Children’s Hope Alliance received $65,000 in grant funding to renovate the basement of the newly opened Hawthorn Heights shelter in Bryson City. The program moved to a much larger, 3,200 sq. ft. ranch on a full basement in Bryson City at the end of last year after extensive renovations. Construction opened up the common areas, made room for a larger kitchen and better food storage, converted the four bedroom home to a nine bedroom residential facility and added required safety features.

With renovations completed on the upstairs, Children’s Hope Alliance plans to renovate the full basement. The additional space will be repurposed for a conference room, tutoring space, two staff offices, a bedroom and bathroom for staff, and storage. The offices will be used for the supervisor and other program staff, while the conference room will be used for meetings and enrichment classes for teens. An additional bedroom and bathroom are needed to accommodate full staffing.

Children’s Hope Alliance President and CEO John Koppelmeyer says “this space is critical in offering a better coordination of care, a higher quality of care, and a shelter that is safe for the teens and staff alike. Furthermore, the services provided to the youth will be in one location, which will create efficiency and savings in programming funds.” Youth will learn independent living skills to better prepare them for the world ahead. Additionally, there will be adequate space to operate our Aftercare program, critical to continued success for the youth served.

Community and Regional support for the project has been strong. The Evergreen Foundation works to improve access to treatment and support of individuals and families with intellectual/developmental disabilities or behavioral health and/or substance abuse needs in Cherokee, Clay, Graham, Haywood, Jackson, Macon and Swain counties.  The Waynesville charity awarded $40,000 for the renovations.  The Glass Foundation, is a private family foundation based in Asheville and seeks to help the Western North Carolina region thrive as a whole community educationally, environmentally, and culturally.  The foundation awarded $20,000 for the project.  The First Presbyterian Church of Highlands considers itself mission oriented and reached out to support troubled youth with a $5,000 grant.  All three organizations also financially supported the first floor renovations recently completed.

Approximately 50 children per year are referred by the Department of Social Services, Juvenile Justice, school counselors, or self-refer and admitted into the shelter.
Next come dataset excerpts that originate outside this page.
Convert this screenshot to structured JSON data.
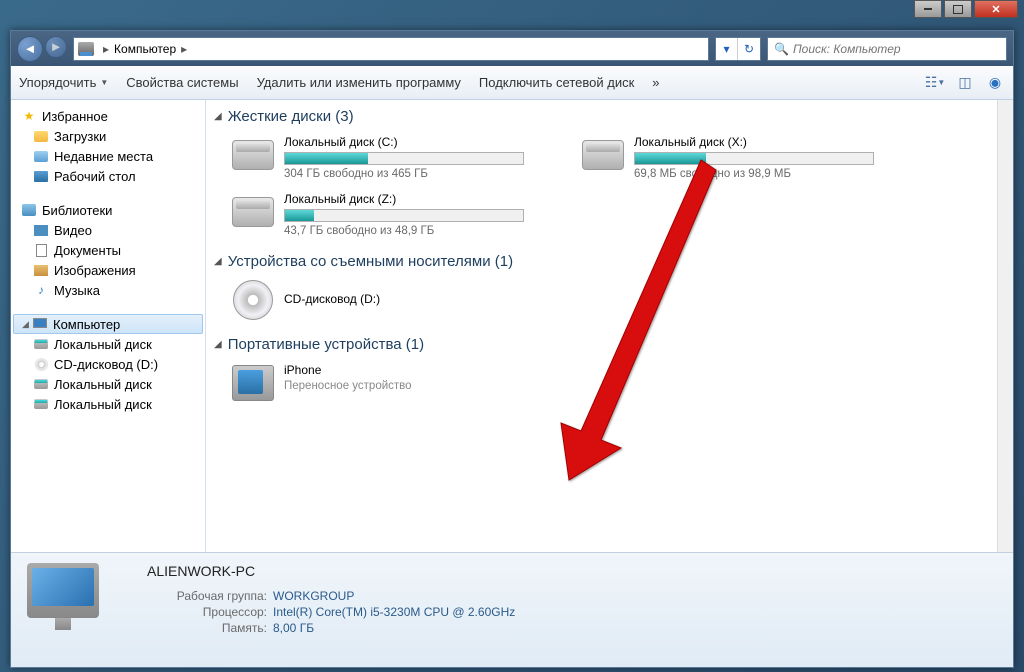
{
  "titlebar": {
    "min": "",
    "max": "",
    "close": ""
  },
  "addressbar": {
    "location": "Компьютер",
    "search_placeholder": "Поиск: Компьютер"
  },
  "toolbar": {
    "organize": "Упорядочить",
    "system_props": "Свойства системы",
    "uninstall": "Удалить или изменить программу",
    "map_drive": "Подключить сетевой диск",
    "more": "»"
  },
  "sidebar": {
    "favorites": {
      "label": "Избранное",
      "items": [
        "Загрузки",
        "Недавние места",
        "Рабочий стол"
      ]
    },
    "libraries": {
      "label": "Библиотеки",
      "items": [
        "Видео",
        "Документы",
        "Изображения",
        "Музыка"
      ]
    },
    "computer": {
      "label": "Компьютер",
      "items": [
        "Локальный диск",
        "CD-дисковод (D:)",
        "Локальный диск",
        "Локальный диск"
      ]
    }
  },
  "main": {
    "cat_hdd": "Жесткие диски (3)",
    "cat_removable": "Устройства со съемными носителями (1)",
    "cat_portable": "Портативные устройства (1)",
    "drives": {
      "c": {
        "name": "Локальный диск (C:)",
        "free": "304 ГБ свободно из 465 ГБ",
        "fill": 35
      },
      "x": {
        "name": "Локальный диск (X:)",
        "free": "69,8 МБ свободно из 98,9 МБ",
        "fill": 30
      },
      "z": {
        "name": "Локальный диск (Z:)",
        "free": "43,7 ГБ свободно из 48,9 ГБ",
        "fill": 12
      }
    },
    "cd": {
      "name": "CD-дисковод (D:)"
    },
    "iphone": {
      "name": "iPhone",
      "sub": "Переносное устройство"
    }
  },
  "details": {
    "title": "ALIENWORK-PC",
    "rows": [
      {
        "label": "Рабочая группа:",
        "value": "WORKGROUP"
      },
      {
        "label": "Процессор:",
        "value": "Intel(R) Core(TM) i5-3230M CPU @ 2.60GHz"
      },
      {
        "label": "Память:",
        "value": "8,00 ГБ"
      }
    ]
  }
}
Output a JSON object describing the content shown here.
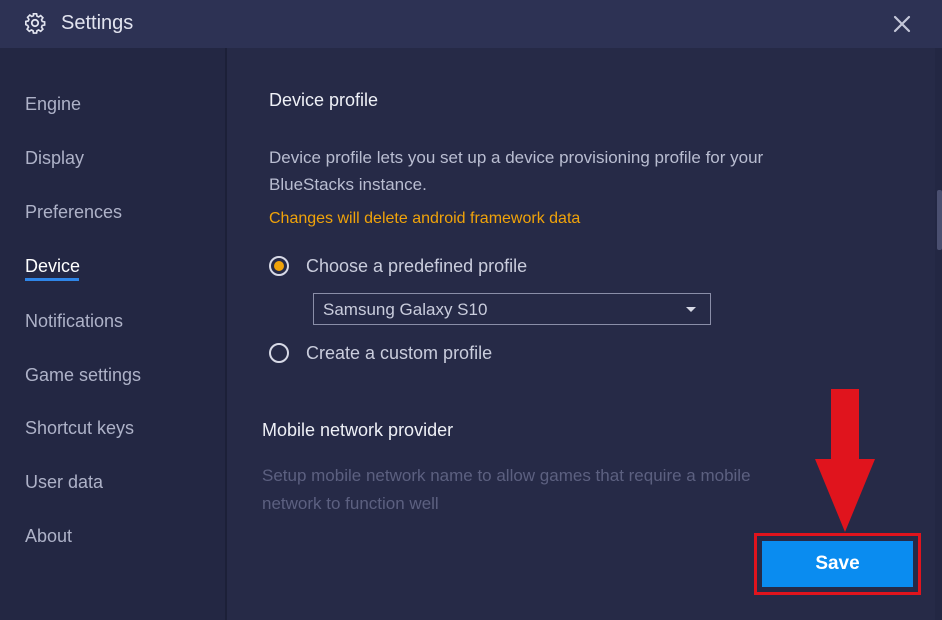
{
  "window": {
    "title": "Settings",
    "icon": "gear-icon",
    "close_icon": "close-icon"
  },
  "sidebar": {
    "items": [
      {
        "label": "Engine",
        "active": false
      },
      {
        "label": "Display",
        "active": false
      },
      {
        "label": "Preferences",
        "active": false
      },
      {
        "label": "Device",
        "active": true
      },
      {
        "label": "Notifications",
        "active": false
      },
      {
        "label": "Game settings",
        "active": false
      },
      {
        "label": "Shortcut keys",
        "active": false
      },
      {
        "label": "User data",
        "active": false
      },
      {
        "label": "About",
        "active": false
      }
    ]
  },
  "device_profile": {
    "title": "Device profile",
    "description_line1": "Device profile lets you set up a device provisioning profile for your",
    "description_line2": "BlueStacks instance.",
    "warning": "Changes will delete android framework data",
    "option_predefined": "Choose a predefined profile",
    "option_predefined_selected": true,
    "selected_profile": "Samsung Galaxy S10",
    "option_custom": "Create a custom profile",
    "option_custom_selected": false
  },
  "network": {
    "title": "Mobile network provider",
    "description_line1": "Setup mobile network name to allow games that require a mobile",
    "description_line2": "network to function well"
  },
  "footer": {
    "save_label": "Save"
  },
  "colors": {
    "accent": "#0a8cf0",
    "warning": "#f0a30a",
    "highlight": "#e0141d",
    "active_underline": "#2f86e8"
  }
}
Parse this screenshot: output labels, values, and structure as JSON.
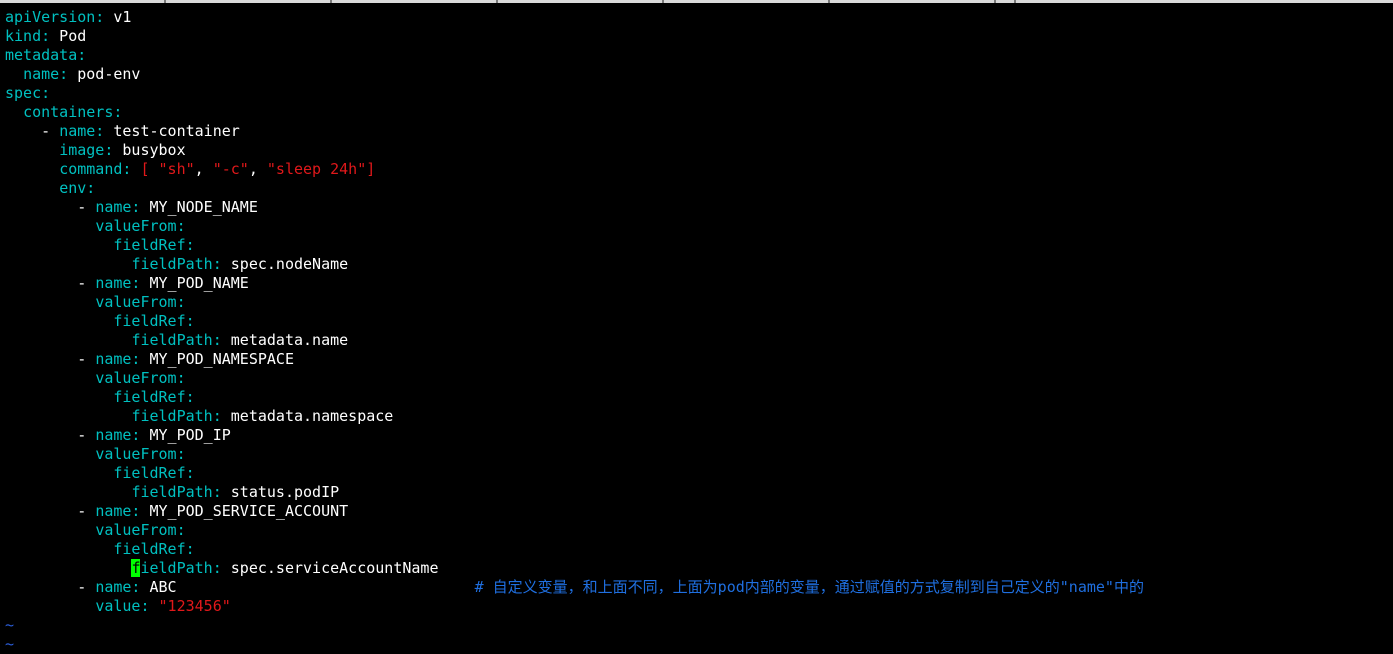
{
  "editor": {
    "lines": {
      "l1": {
        "key": "apiVersion:",
        "val": " v1"
      },
      "l2": {
        "key": "kind:",
        "val": " Pod"
      },
      "l3": {
        "key": "metadata:"
      },
      "l4": {
        "indent": "  ",
        "key": "name:",
        "val": " pod-env"
      },
      "l5": {
        "key": "spec:"
      },
      "l6": {
        "indent": "  ",
        "key": "containers:"
      },
      "l7": {
        "indent": "    - ",
        "key": "name:",
        "val": " test-container"
      },
      "l8": {
        "indent": "      ",
        "key": "image:",
        "val": " busybox"
      },
      "l9": {
        "indent": "      ",
        "key": "command:",
        "open": " [ ",
        "s1": "\"sh\"",
        "sep1": ", ",
        "s2": "\"-c\"",
        "sep2": ", ",
        "s3": "\"sleep 24h\"",
        "close": "]"
      },
      "l10": {
        "indent": "      ",
        "key": "env:"
      },
      "l11": {
        "indent": "        - ",
        "key": "name:",
        "val": " MY_NODE_NAME"
      },
      "l12": {
        "indent": "          ",
        "key": "valueFrom:"
      },
      "l13": {
        "indent": "            ",
        "key": "fieldRef:"
      },
      "l14": {
        "indent": "              ",
        "key": "fieldPath:",
        "val": " spec.nodeName"
      },
      "l15": {
        "indent": "        - ",
        "key": "name:",
        "val": " MY_POD_NAME"
      },
      "l16": {
        "indent": "          ",
        "key": "valueFrom:"
      },
      "l17": {
        "indent": "            ",
        "key": "fieldRef:"
      },
      "l18": {
        "indent": "              ",
        "key": "fieldPath:",
        "val": " metadata.name"
      },
      "l19": {
        "indent": "        - ",
        "key": "name:",
        "val": " MY_POD_NAMESPACE"
      },
      "l20": {
        "indent": "          ",
        "key": "valueFrom:"
      },
      "l21": {
        "indent": "            ",
        "key": "fieldRef:"
      },
      "l22": {
        "indent": "              ",
        "key": "fieldPath:",
        "val": " metadata.namespace"
      },
      "l23": {
        "indent": "        - ",
        "key": "name:",
        "val": " MY_POD_IP"
      },
      "l24": {
        "indent": "          ",
        "key": "valueFrom:"
      },
      "l25": {
        "indent": "            ",
        "key": "fieldRef:"
      },
      "l26": {
        "indent": "              ",
        "key": "fieldPath:",
        "val": " status.podIP"
      },
      "l27": {
        "indent": "        - ",
        "key": "name:",
        "val": " MY_POD_SERVICE_ACCOUNT"
      },
      "l28": {
        "indent": "          ",
        "key": "valueFrom:"
      },
      "l29": {
        "indent": "            ",
        "key": "fieldRef:"
      },
      "l30": {
        "indent": "              ",
        "cursor_char": "f",
        "key": "ieldPath:",
        "val": " spec.serviceAccountName"
      },
      "l31": {
        "indent": "        - ",
        "key": "name:",
        "val": " ABC",
        "pad": "                                 ",
        "comment": "# 自定义变量，和上面不同，上面为pod内部的变量，通过赋值的方式复制到自己定义的\"name\"中的"
      },
      "l32": {
        "indent": "          ",
        "key": "value:",
        "str": " \"123456\""
      },
      "tilde1": "~",
      "tilde2": "~"
    }
  },
  "colors": {
    "background": "#000000",
    "key": "#00c0c0",
    "value": "#ffffff",
    "string": "#e0181a",
    "comment": "#1f6fe0",
    "cursor": "#00ff00"
  }
}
Referral reasons can include homelessness, running away from home, truancy, delinquency, abuse, or neglect. The programming at Hawthorn Heights provides a chance to intervene early when youth are in crisis, often averting future dysfunction and more costly interventions.  During their 90 day stay, each child receives medical care, educational support, and individual, group and family counseling to address the challenges they face.  Much of the program’s work to help youth overcome their challenges will happen in basement’s offices and conference room.

Hawthorn Heights serves youth ages 12-17 from Cherokee, Clay, Graham, Haywood, Jackson, Macon, and Swain Counties and is the only such shelter west of Asheville. CHA leaders expect the basement renovations to take three months to complete.